Iowa forward Patrick McCaffery (22) has improved offensively in almost every metric this season including points per game, field goal percentage, 3-point percentage and more.

Murray will return at some point. When paired with a confident McCaffery, it could create a formidable duo as the Hawkeyes navigate Big Ten play.

"I just feel like I have more of an understanding of what I needed to do to be successful at this level," McCaffery said. "I really worked on my jump shot and I think I made some progress there. I worked on my body and tinkered with a bunch of stuff weight-wise. I decided to stay lighter so I felt faster, but I've really worked on getting stronger and so I'm not going to get moved off my spots (as easily)."

McCaffery credits much of his early success this season to what transpired last year. As a first-time starter, he described himself as a "blank canvas", learning how to perform at the Big Ten level with a large role. His 10.5 point, 3.6 rebound per game campaign was solid, but McCaffery had higher expectations. He said he took about two weeks off after last season but every single day after, he worked on something to improve.

One of them was something that's been a part of his game throughout his life, limiting what he calls "silly shots" or unorthodox shots that oftentimes come off of one foot.

"We try to get him to play off two feet a little bit more," said head coach, and Patrick's dad, Fran McCaffery. "He's done that. That's a fine line because sometimes you've just got to go and you've got to attack, and if you're always playing off two feet, you're not always attacking the basket. But he is making good decisions in terms of when to go, when not to go, go, if it shuts down, find somebody else, make a play for somebody else."

Patrick McCaffery admits he's playing under more control this season and it's showing statistically. He's made jumps in points per game (from 10.5 to 13.9), field goal percentage (42% to 45%), 3-point percentage (33% to 36%) and free throw percentage (71% to 81%).

"I can still take those shots if I have to, like a late shot clock situation and there's no other option or whatever," Patrick McCaffery said. "But I I've been trying to kind of eliminate those shots more and take more balanced, high percentage shots and I think it's been good for our team as a whole."

His step forward in experience and decision-making has led to more confident play. This is particularly true in the second half of games. In his last three contests, McCaffery has 36 points on 68% shooting in the second half.

"Maybe in the past if he shot it not as well in the first half, he'd be a little more tentative and conservative," Fran McCaffery said after the Wisconsin game. "I don't want him to be conservative, I want him to be aggressive.

"He missed a couple 3s (in the first half) and he came out firing the second half (19 points), was aggressive, driving the ball, moving without the ball and sprinting in transition."

Iowa men's basketball has a pair of home games before Big Ten play resumes: Saturday against Southeast Missouri and Wednesday against Eastern Illinois. Those two games will be critical for McCaffery to continue his momentum and build more confidence. Constant improvement from him is critical as Iowa seeks another top finish in conference play this year.
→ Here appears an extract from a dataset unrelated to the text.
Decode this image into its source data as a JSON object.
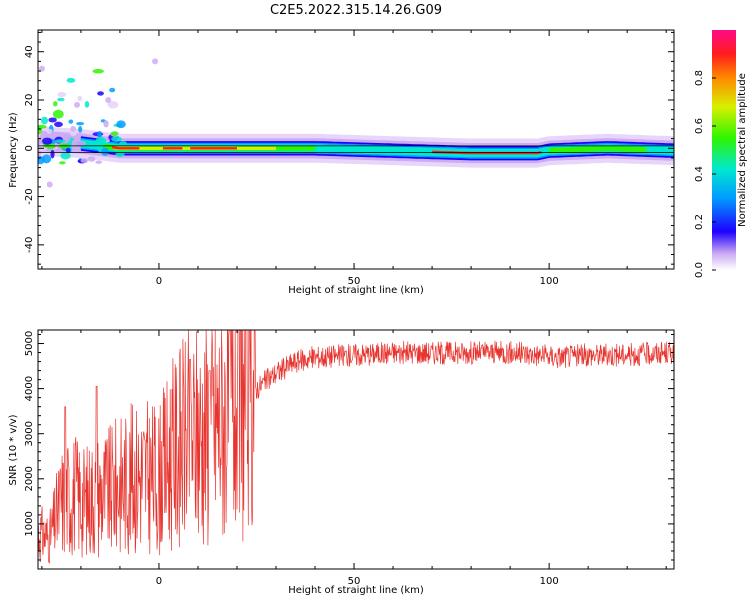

"This year I think we all expected more from him," Fran McCaffery said. "He expected more from himself. I think that's really the critical factor. We can all want it for him or think it's coming, but what are his expectations for himself: did he put the time in (during) the spring and summer to be in a position to have those numbers go up? And he did.

"Anytime you have one of your players do that, it makes you proud, and you talk to him about it at the end of the year, these are the things you need to work on, this is what you have to do; they go out and do it, and that's kind of how it's supposed to work."